Russia has blamed Ukrainian special services for the murder of Darya Dugina, a Russian political commentator and the daughter of prominent ultranationalist ideologue Alexander Dugin, according to Russian state news agency TASS.

"The murder of journalist Darya Dugina has been solved, it was prepared by the Ukrainian special services, by a citizen of Ukraine," TASS reported, citing Russia's Federal Security Service (FSB), which named a woman as the perpetrator and said she had fled to Estonia after the attack.

Ukraine has denied any involvement in Dugina's killing, calling the FSB claims fiction.

"We have nothing to do with the murder of this lady — this is the work of the Russian special services," said Oleksii Danylov, secretary of Ukraine's National Security Council, in an interview on Ukrainian television Monday.

"I emphasize once again that our special services have nothing to do with this," he said.

Dugina, the editor of a Russian disinformation website, died after a bomb planted in a car she was driving went off in the outskirts of Moscow on Saturday evening.

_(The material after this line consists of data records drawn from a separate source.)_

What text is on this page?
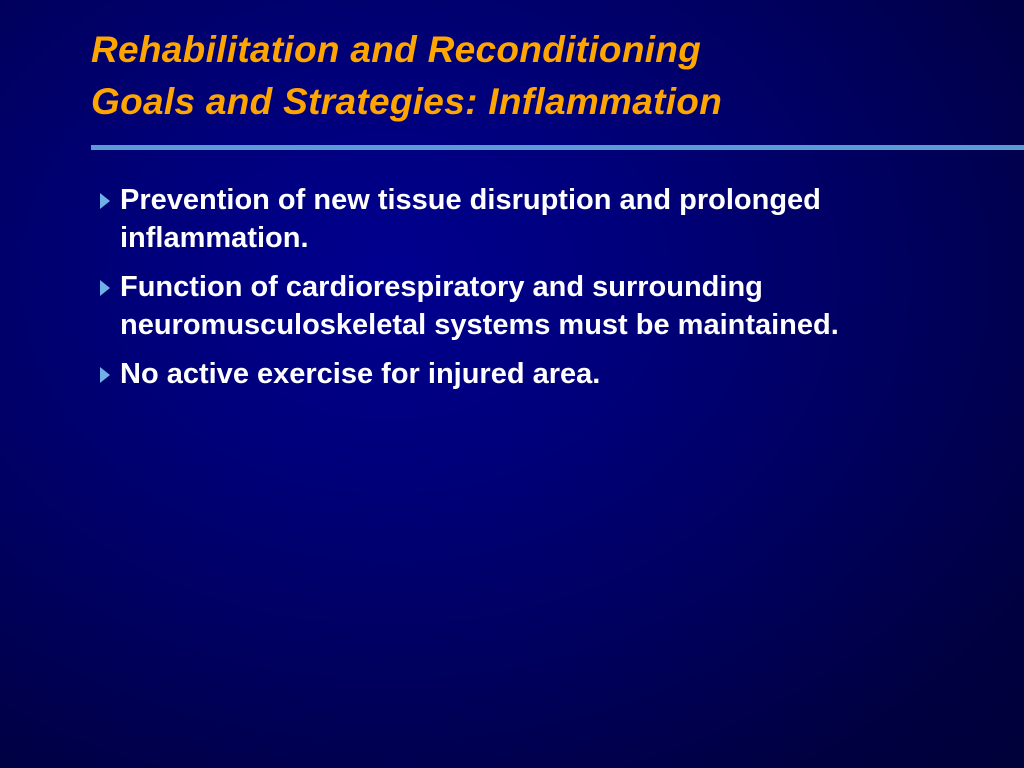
Rehabilitation and Reconditioning
Goals and Strategies: Inflammation
Prevention of new tissue disruption and prolonged inflammation.
Function of cardiorespiratory and surrounding neuromusculoskeletal systems must be maintained.
No active exercise for injured area.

The FSB said the assailant was a Ukrainian woman who arrived in Russia on July 23 with her young daughter, TASS reported. The pair attended a festival on Saturday near Moscow where Dugina was a guest of honor.

"The criminals used a Mini Cooper car to monitor the journalist," TASS reported, citing the FSB, adding that the woman had rented an apartment in Moscow in the same building where Dugina lived.

After remotely detonating explosives planted in Dugina's Toyota Land Cruiser Prado, the FSB said the woman and her daughter drove through the Pskov region to Estonia, roughly a 12-hour journey.

CNN cannot independently verify the FSB claims cited by the TASS report.